Reverse Shoulder Replacement

Reverse shoulder replacement was developed for patients that experience rotator cuff arthropathy. Rotator cuff arthropathy occurs when a patient experiences both shoulder arthritis and a rotator cuff tear. The rotator cuff is group of tendons and muscles that surround shoulder joint and allow you to perform numerous day to day tasks and activities. When a patient experiences a significant rotator cuff tear that is left untreated many times this results in osteoarthritis of the joint. Osteoarthritis is also known as degenerative arthritis which is a gradual breakdown of cartilage in the joint. Common causes of shoulder osteoarthritis include wear and tear from aging or injury to the joint. 

In a healthy shoulder the head of the humerus is covered by cartilage. This healthy cartilage allows the bone to move smoothly within the joint. When osteoarthritis starts to develop this cartilage begins to deteriorate and wear away. This eventually may lead to the head of the humerus rubbing on the shoulder socket causing bony growths along the joint known as bone spurs. Osteoarthritis can result in pain, tenderness, stiffness, a limited range of motion, difficulty sleeping, and a grating sensation when moving the arm. 

A sudden tear of the rotator cuff is typically caused by lifting incorrectly, a fall, or some type of trauma such as impact in a car accident. Repetitive overhead arm motions such as those in tennis, baseball, or painting places significant stress on the tendons and muscles. This can create an imbalance in the joint which can lead to instability of the joint and a rotator cuff tear. Rotator cuff injuries typically result in constant pain that increases in severity when you lift your arm. With severe tears patients may be unable to lift their arm at all as the tendons and or muscles that power this movement are compromised. 

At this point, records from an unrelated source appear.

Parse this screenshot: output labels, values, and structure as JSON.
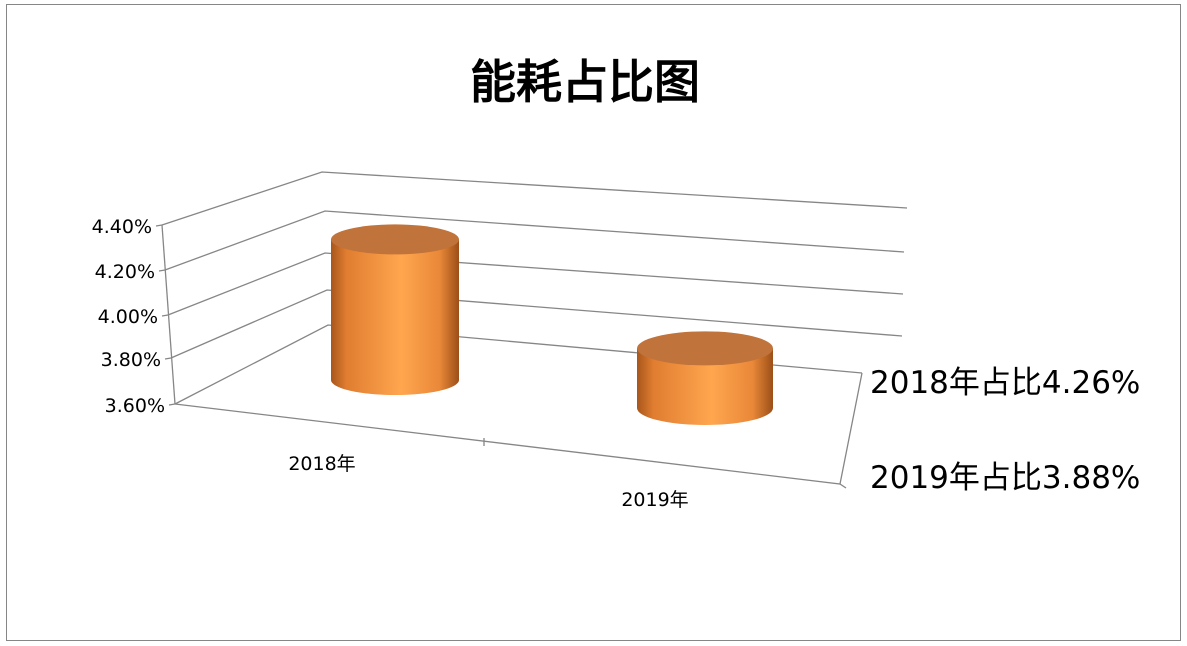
{
  "chart_data": {
    "type": "bar",
    "subtype": "3d-cylinder",
    "title": "能耗占比图",
    "categories": [
      "2018年",
      "2019年"
    ],
    "values": [
      4.26,
      3.88
    ],
    "value_unit": "%",
    "ylim": [
      3.6,
      4.4
    ],
    "yticks": [
      "3.60%",
      "3.80%",
      "4.00%",
      "4.20%",
      "4.40%"
    ],
    "grid": true,
    "legend": "none",
    "annotations": [
      "2018年占比4.26%",
      "2019年占比3.88%"
    ],
    "colors": {
      "bar": "#f79646",
      "bar_top": "#c0733a",
      "grid": "#868686",
      "border": "#868686"
    }
  }
}
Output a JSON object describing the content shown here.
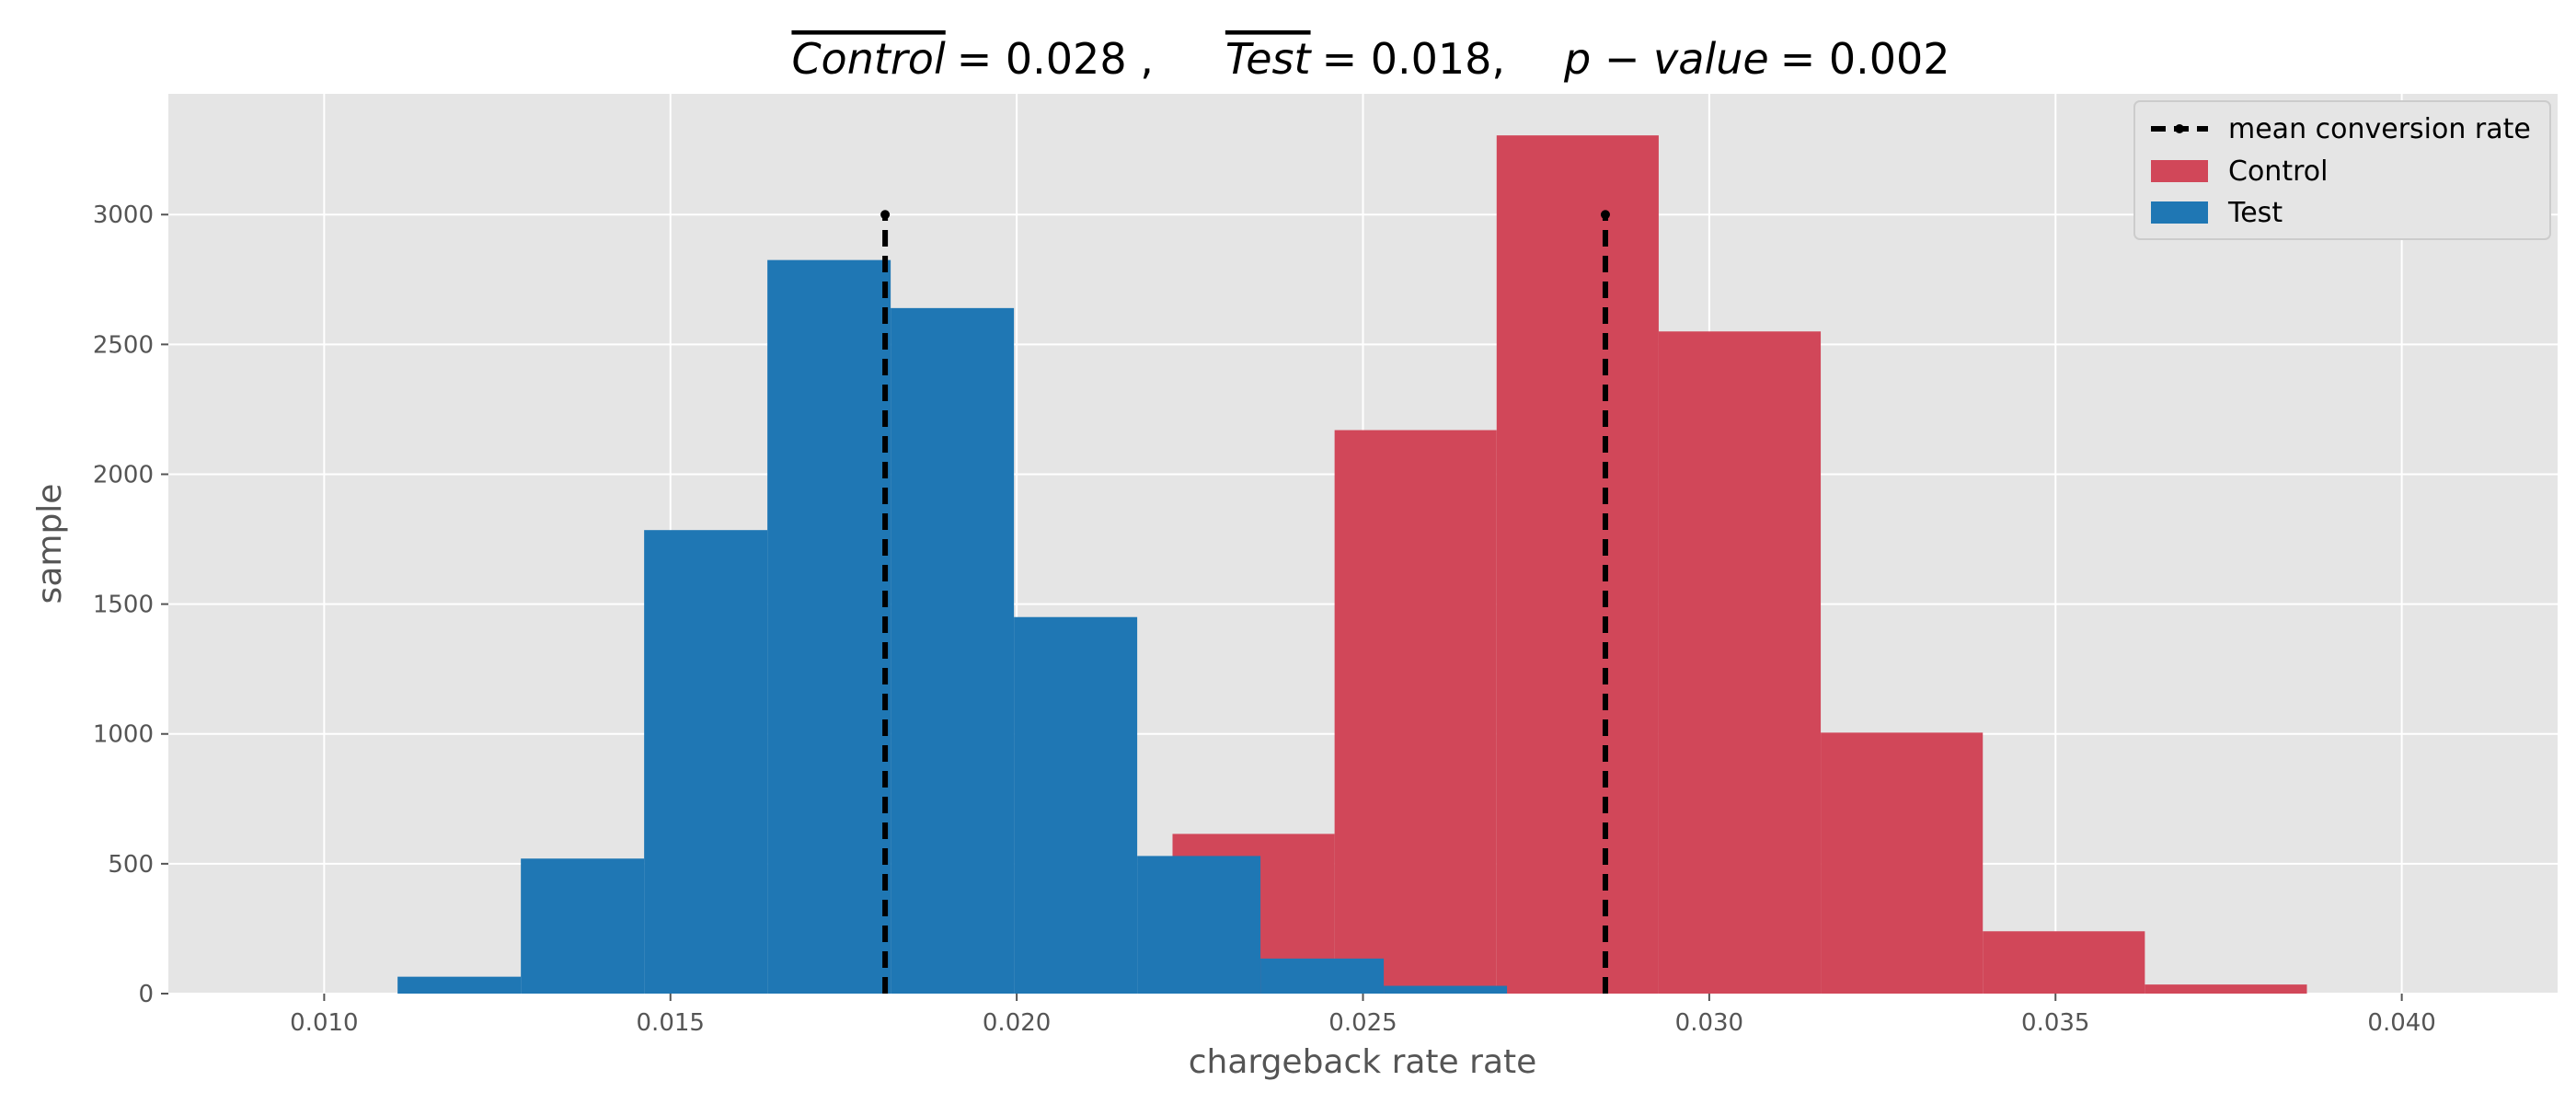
{
  "chart_data": {
    "type": "bar",
    "title_parts": {
      "control_label": "Control",
      "control_value": "= 0.028 ,",
      "test_label": "Test",
      "test_value": "= 0.018,",
      "p_label": "p − value",
      "p_value": "= 0.002"
    },
    "xlabel": "chargeback rate rate",
    "ylabel": "sample",
    "xlim": [
      0.00775,
      0.04225
    ],
    "ylim": [
      0,
      3465
    ],
    "xticks": [
      0.01,
      0.015,
      0.02,
      0.025,
      0.03,
      0.035,
      0.04
    ],
    "xtick_labels": [
      "0.010",
      "0.015",
      "0.020",
      "0.025",
      "0.030",
      "0.035",
      "0.040"
    ],
    "yticks": [
      0,
      500,
      1000,
      1500,
      2000,
      2500,
      3000
    ],
    "ytick_labels": [
      "0",
      "500",
      "1000",
      "1500",
      "2000",
      "2500",
      "3000"
    ],
    "grid": true,
    "legend_position": "top-right",
    "legend": {
      "mean_label": "mean conversion rate",
      "control_label": "Control",
      "test_label": "Test"
    },
    "colors": {
      "control": "#D14759",
      "test": "#1F77B4",
      "mean_line": "#000000",
      "plot_bg": "#E5E5E5",
      "grid": "#FFFFFF"
    },
    "series": [
      {
        "name": "Control",
        "bin_edges": [
          0.02225,
          0.02459,
          0.02693,
          0.02927,
          0.03161,
          0.03395,
          0.03629,
          0.03863
        ],
        "counts": [
          615,
          2170,
          3305,
          2550,
          1005,
          240,
          35
        ]
      },
      {
        "name": "Test",
        "bin_edges": [
          0.01106,
          0.01284,
          0.01462,
          0.0164,
          0.01818,
          0.01996,
          0.02174,
          0.02352,
          0.0253,
          0.02708
        ],
        "counts": [
          65,
          520,
          1785,
          2825,
          2640,
          1450,
          530,
          135,
          30
        ]
      }
    ],
    "mean_lines": [
      {
        "x": 0.0181,
        "y": 3000
      },
      {
        "x": 0.0285,
        "y": 3000
      }
    ]
  }
}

When a patient experiences severe osteoarthritis of the shoulder with an "intact" rotator cuff a traditional shoulder replacement is typically performed to recreate the natural anatomy. When patients develop osteoarthritis of the shoulder with a significant rotator cuff tear a traditional shoulder replacement can not be utilized as the tendons and muscles that power the shoulder are no longer effective to carry out these movements. Traditional shoulder replacement recreates our natural anatomy with the ball of the shoulder joint is on the top of the arm bone and a socket or plastic socket sit on the shoulder blade to create a ball and socket joint. In reverse shoulder replacement the ball in placed on the shoulder blade and the socket is created on the top of the arm bone. By reversing the shoulder anatomy the large healthy deltoid muscle now powers the shoulder instead of the damaged rotator cuff. Reverse shoulder replacement should help achieve a greater range of motion, reduced pain, regain the ability to lift your arm over your head, and carry out everyday tasks.